Touching Upon the Untouchable: The Church Thing
Posted on March 4, 2013 | 1 Comment | Edit
Okay, this is just too much to take let alone let slide. The news channels are treating the current “Conclave” of “princes of the church” with a great deal of respect, even in reporting such as is to be found in the article posted here. Yes, there is a hint of derision, but at most subtle derision and little in the sense of outrage, outrage that need not be of the editorial kind, but reporting that at least points to the principles violated, the meaning of such violations, and the issue of respect for the authority of the people involved and the fact that they do go about their business treated as “holy” people, people somehow different from the rest who are to be understood to be of real importance for reasons other than what reasonably qualifies one to be treated as an important person. That importance, the importance of the church hierarchy, has been based on the moral authority of those who are anointed to serve in high places in the church. Recent history, which, it appears goes back a long way, points to the FACT that these people, and they are people, have what most sensible human beings would consider to be a truly corrupted sense of morality and their importance really resides in the criminal deeds in which they have participated or refused to acknowledge, the latter leading to the continuation of horrific behavior that led to horrific consequences for the victims.

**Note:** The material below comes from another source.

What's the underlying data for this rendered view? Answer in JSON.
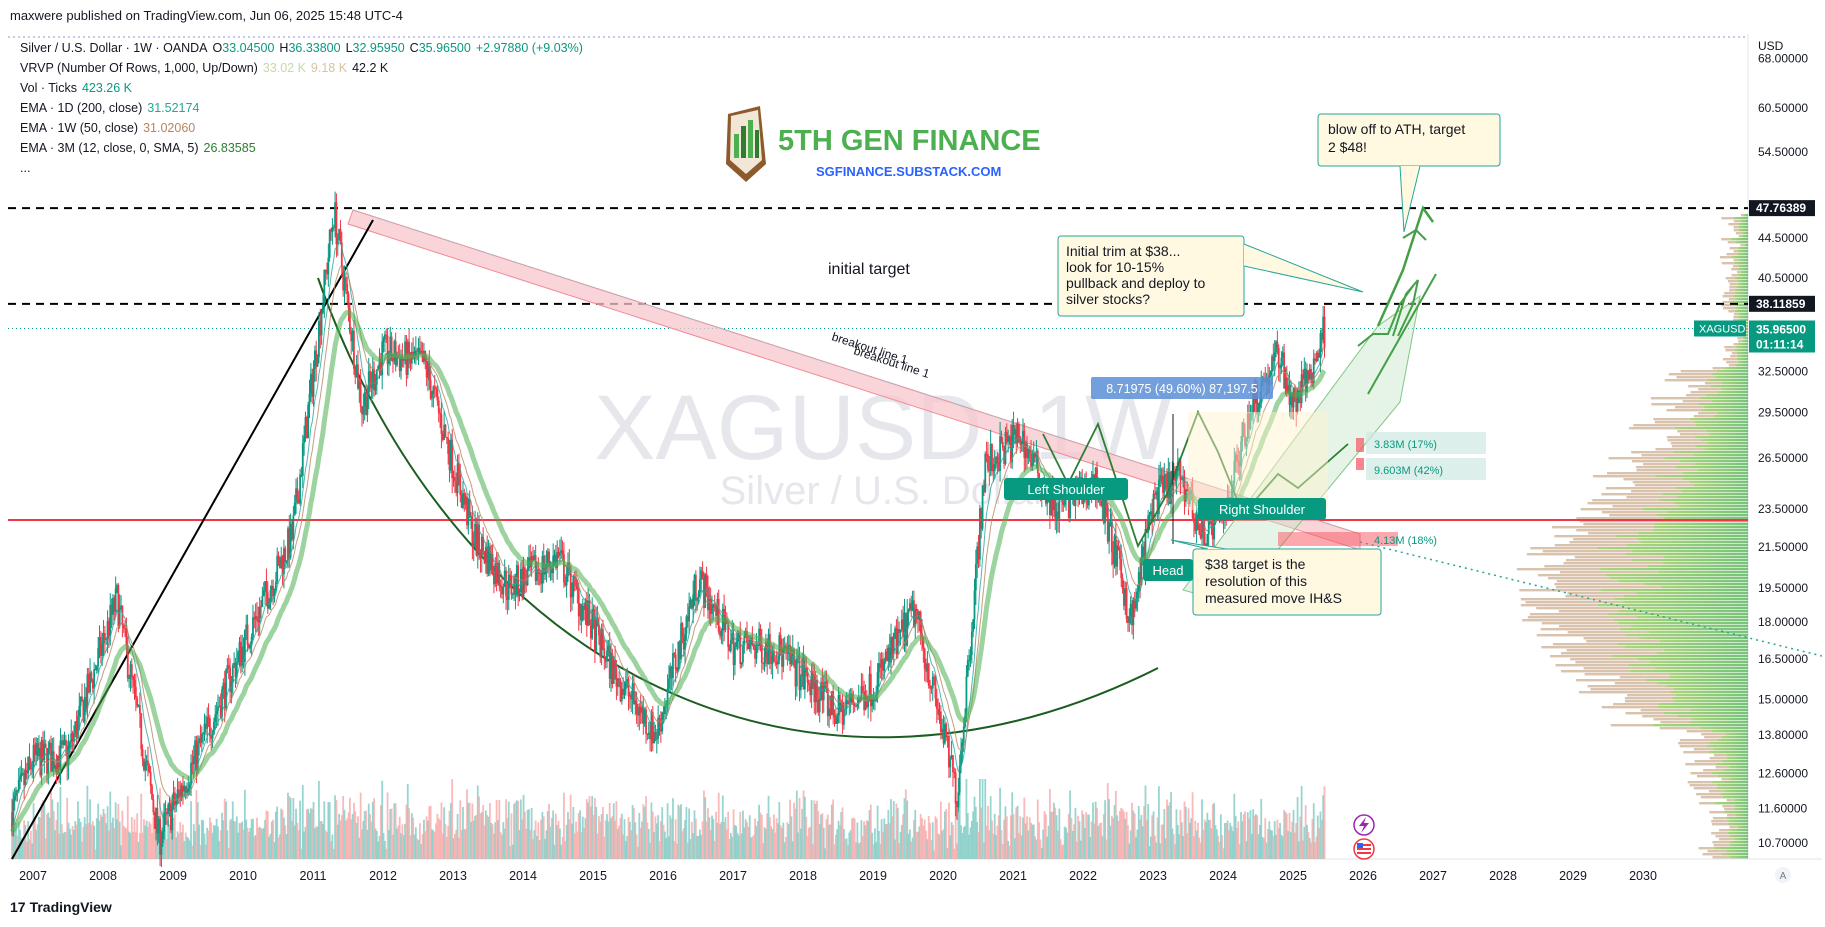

To treat pedophilia in the way it is treated when it takes place in the church is to deny, yes deny, the grotesque nature of the crimes committed and, to hear the criminals ask for forgiveness as though they are more deserving of such that others who have committed similarly terrible criminal acts against children, against children, is beyond any sensible sense of morality I have ever encountered. Still, the pleas of forgiveness are made in such a way as to try to place the miscreants in a different category of failed being, a category that somehow preserves holiness, that makes the criminality appear to be a tragedy for the perpetrator and, every article read seems to report in such a way as to somehow hint to the reader that such is the case, a holy person fallen from the heights when, in reality, this person, because of his behavior never was in anyway “holy” (in a sensible telling of reality, the notion of holiness would have been dismissed from the get-go), and that this entity we call a church has no authority to confer such status because it, in and of itself, cannot be holy considering the kinds of sinful behavior it, in its “better” moments ignored, and which, in reality it actually condoned. For those who want to bristle at the charge that the absolutely irredeemable actions of the church are characterized by use of the word “condoned,” I say another term that accurately conveys the true sense of what has occurred would be “instigated,” valid because the whole set of beliefs that the church argues are writ holy allow for those within to think in ways that sensible people would not, in the belief that what they do is a manifestation of the will of a force more powerful than themselves. And there it is that, as Christopher Hitchens so effectively argues, not only is the god worshipped by these people not good, such a absurd and ridiculous posturing provides further evidence that “religion [at least this particular religion] poisons everything.